Freitag, 01.08.2008

Master-Series-Turnier in Cincinnati

Haas unterliegt Nadal - Aus für Federer

Cincinnati  - Auch Tommy Haas hat die kurz bevorstehende Wachablösung an der Tennis-Weltspitze nicht verhindern können.

kohlschreiber, cincinnati
© Getty

Wimbledon-Sieger Rafael Nadal fehlte nach dem 6:4, 7:6 (7:0) über Haas beim Masters-Turnier in Cincinnati nur noch ein Sieg, um den erneut früh gescheiterten Roger Federer nach viereinhalb Jahren als Nummer eins abzulösen. Dessen Bezwinger Ivo Karlovic erwies sich auch für Philipp Kohlschreiber als etwas zu stark. Der Olympia-Teilnehmer aus Augsburg unterlag dem Kroaten Karlovic nach hartem Kampf mit 6:7 (6:8) und 6:7 (3:7) in Kohlschreibers erstem Viertelfinal-Match eines Masters-Turniers in diesem Jahr.

Karlovic hatte zuvor Federer mit 7:6 (8:6), 4:6, 7:6 (7:5) besiegt.
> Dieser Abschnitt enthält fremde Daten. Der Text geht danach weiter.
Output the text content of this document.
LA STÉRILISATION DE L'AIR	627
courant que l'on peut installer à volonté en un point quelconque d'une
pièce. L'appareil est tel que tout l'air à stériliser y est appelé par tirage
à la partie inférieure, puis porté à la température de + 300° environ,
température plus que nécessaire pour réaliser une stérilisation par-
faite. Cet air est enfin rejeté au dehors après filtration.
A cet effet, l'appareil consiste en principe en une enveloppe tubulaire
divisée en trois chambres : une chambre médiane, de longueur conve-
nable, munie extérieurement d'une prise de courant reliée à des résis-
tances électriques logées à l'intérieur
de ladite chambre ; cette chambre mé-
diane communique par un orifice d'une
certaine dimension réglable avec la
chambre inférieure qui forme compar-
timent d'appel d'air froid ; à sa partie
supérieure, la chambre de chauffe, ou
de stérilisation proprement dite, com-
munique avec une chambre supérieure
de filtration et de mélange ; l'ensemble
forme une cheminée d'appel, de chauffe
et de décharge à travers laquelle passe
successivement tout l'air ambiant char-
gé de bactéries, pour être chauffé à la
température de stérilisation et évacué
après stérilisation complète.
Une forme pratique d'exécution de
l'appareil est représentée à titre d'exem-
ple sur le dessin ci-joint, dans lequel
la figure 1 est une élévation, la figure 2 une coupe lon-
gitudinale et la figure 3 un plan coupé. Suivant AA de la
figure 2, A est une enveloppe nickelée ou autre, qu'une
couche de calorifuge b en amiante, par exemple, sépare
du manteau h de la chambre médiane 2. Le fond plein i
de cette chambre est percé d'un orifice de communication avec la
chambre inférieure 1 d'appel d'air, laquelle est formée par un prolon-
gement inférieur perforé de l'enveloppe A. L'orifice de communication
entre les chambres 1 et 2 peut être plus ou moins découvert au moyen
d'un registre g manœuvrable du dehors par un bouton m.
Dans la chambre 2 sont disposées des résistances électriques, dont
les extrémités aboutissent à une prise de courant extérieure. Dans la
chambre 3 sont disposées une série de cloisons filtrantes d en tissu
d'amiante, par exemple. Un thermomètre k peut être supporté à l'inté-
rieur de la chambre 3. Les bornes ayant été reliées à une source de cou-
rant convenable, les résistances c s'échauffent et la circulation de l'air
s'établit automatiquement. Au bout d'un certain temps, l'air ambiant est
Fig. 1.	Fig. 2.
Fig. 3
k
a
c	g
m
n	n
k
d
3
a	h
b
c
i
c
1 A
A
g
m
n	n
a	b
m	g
Nadal rechnete nach seinem 31. Sieg in Folge laut vor, wie er nach drei Jahren als Nummer zwei Federer endlich überholen kann und stellte dann mit Blick auf sein Viertelfinale gegen Nicolas Lapentti aus Ecuador fest: "Das wird ein wichtiges Spiel."
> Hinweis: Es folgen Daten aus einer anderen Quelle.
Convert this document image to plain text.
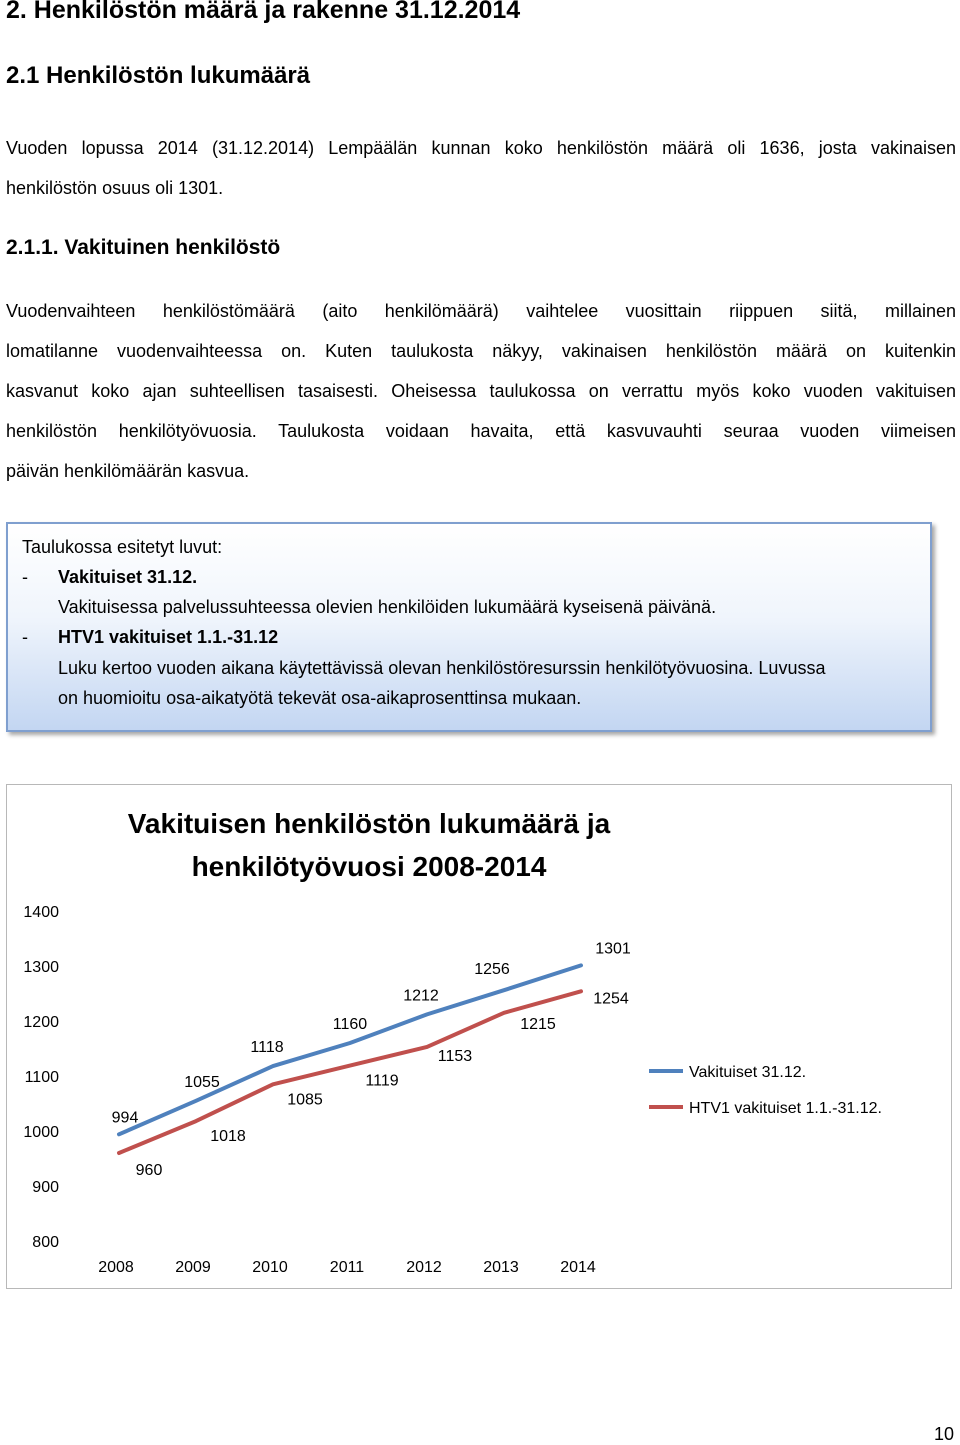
2. Henkilöstön määrä ja rakenne 31.12.2014
2.1 Henkilöstön lukumäärä
Vuoden lopussa 2014 (31.12.2014) Lempäälän kunnan koko henkilöstön määrä oli 1636, josta vakinaisen
henkilöstön osuus oli 1301.
2.1.1. Vakituinen henkilöstö
Vuodenvaihteen henkilöstömäärä (aito henkilömäärä) vaihtelee vuosittain riippuen siitä, millainen
lomatilanne vuodenvaihteessa on. Kuten taulukosta näkyy, vakinaisen henkilöstön määrä on kuitenkin
kasvanut koko ajan suhteellisen tasaisesti. Oheisessa taulukossa on verrattu myös koko vuoden vakituisen
henkilöstön henkilötyövuosia. Taulukosta voidaan havaita, että kasvuvauhti seuraa vuoden viimeisen
päivän henkilömäärän kasvua.
Taulukossa esitetyt luvut:
- Vakituiset 31.12.
Vakituisessa palvelussuhteessa olevien henkilöiden lukumäärä kyseisenä päivänä.
- HTV1 vakituiset 1.1.-31.12
Luku kertoo vuoden aikana käytettävissä olevan henkilöstöresurssin henkilötyövuosina. Luvussa
on huomioitu osa-aikatyötä tekevät osa-aikaprosenttinsa mukaan.
Vakituisen henkilöstön lukumäärä ja
henkilötyövuosi 2008-2014
800
900
1000
1100
1200
1300
1400
2008	2009	2010	2011	2012	2013	2014
994
1055
1118
1160
1212
1256
1301
960
1018
1085
1119
1153
1215
1254
Vakituiset 31.12.
HTV1 vakituiset 1.1.-31.12.
10
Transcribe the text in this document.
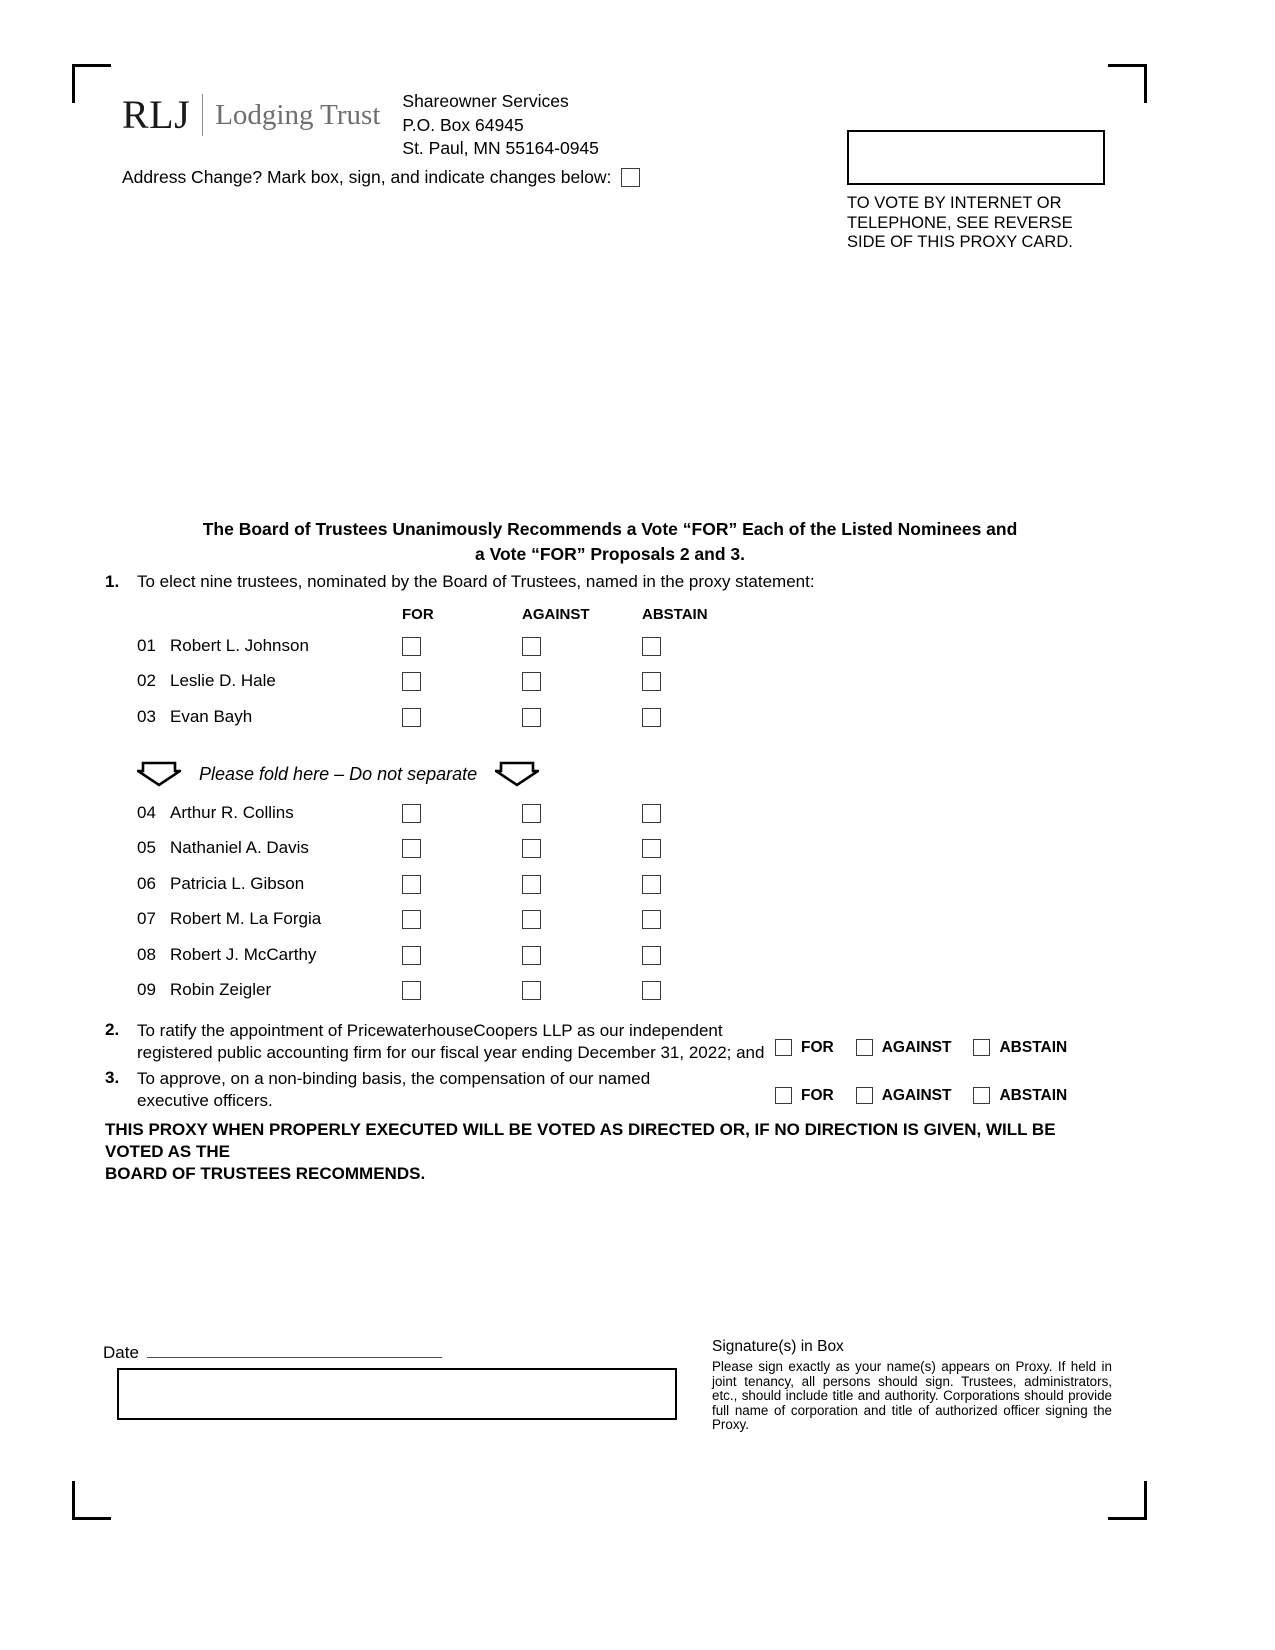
RLJ Lodging Trust Shareowner Services
P.O. Box 64945
St. Paul, MN 55164-0945
Address Change? Mark box, sign, and indicate changes below:
TO VOTE BY INTERNET OR TELEPHONE, SEE REVERSE SIDE OF THIS PROXY CARD.
The Board of Trustees Unanimously Recommends a Vote “FOR” Each of the Listed Nominees and
a Vote “FOR” Proposals 2 and 3.
1.	To elect nine trustees, nominated by the Board of Trustees, named in the proxy statement:
FOR	AGAINST	ABSTAIN
01 Robert L. Johnson
02 Leslie D. Hale
03 Evan Bayh
Please fold here – Do not separate
04 Arthur R. Collins
05 Nathaniel A. Davis
06 Patricia L. Gibson
07 Robert M. La Forgia
08 Robert J. McCarthy
09 Robin Zeigler
2.	To ratify the appointment of PricewaterhouseCoopers LLP as our independent
registered public accounting firm for our fiscal year ending December 31, 2022; and	FOR	AGAINST	ABSTAIN
3.	To approve, on a non-binding basis, the compensation of our named
executive officers.	FOR	AGAINST	ABSTAIN
THIS PROXY WHEN PROPERLY EXECUTED WILL BE VOTED AS DIRECTED OR, IF NO DIRECTION IS GIVEN, WILL BE VOTED AS THE
BOARD OF TRUSTEES RECOMMENDS.
Date	Signature(s) in Box
Please sign exactly as your name(s) appears on Proxy. If held in joint tenancy, all persons should sign. Trustees, administrators, etc., should include title and authority. Corporations should provide full name of corporation and title of authorized officer signing the Proxy.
Nadal wird fast sicher die neue Nummer 1

Mit einem Erfolg über den 89. der Weltrangliste würde Nadal spätestens am 18. August die Spitzenposition übernehmen. Bei einer Final-Teilnahme in Cincinnati wäre der Spanier auch auf dem Papier bereits am 11. August vorn, mit einem Turniersieg schon am kommenden Montag und damit noch vor Olympia.

Selbst eine Niederlage gegen den einstigen Top-Ten-Spieler Lapentti könnte Federers Sturz kaum noch verhindern: Der Schweizer müsste Olympiasieger werden und Nadal in Peking in der ersten oder zweiten Runde scheitern.

Der seit dem 2. Februar 2004 an der Spitze stehende Federer zeigte sich erneut als großer Sportsmann und will nicht, dass er nur aufgrund einer Pleite von Nadal noch vorn bleibt.

Federer hofft auf die nächsten Wochen 

"Nadal verdient es, die Nummer eins zu sein", sagte Federer, nachdem er erstmals ein Match ohne eigenen Aufschlagverlust verloren hatte. Wann er den Topplatz einbüße, sei zweitrangig.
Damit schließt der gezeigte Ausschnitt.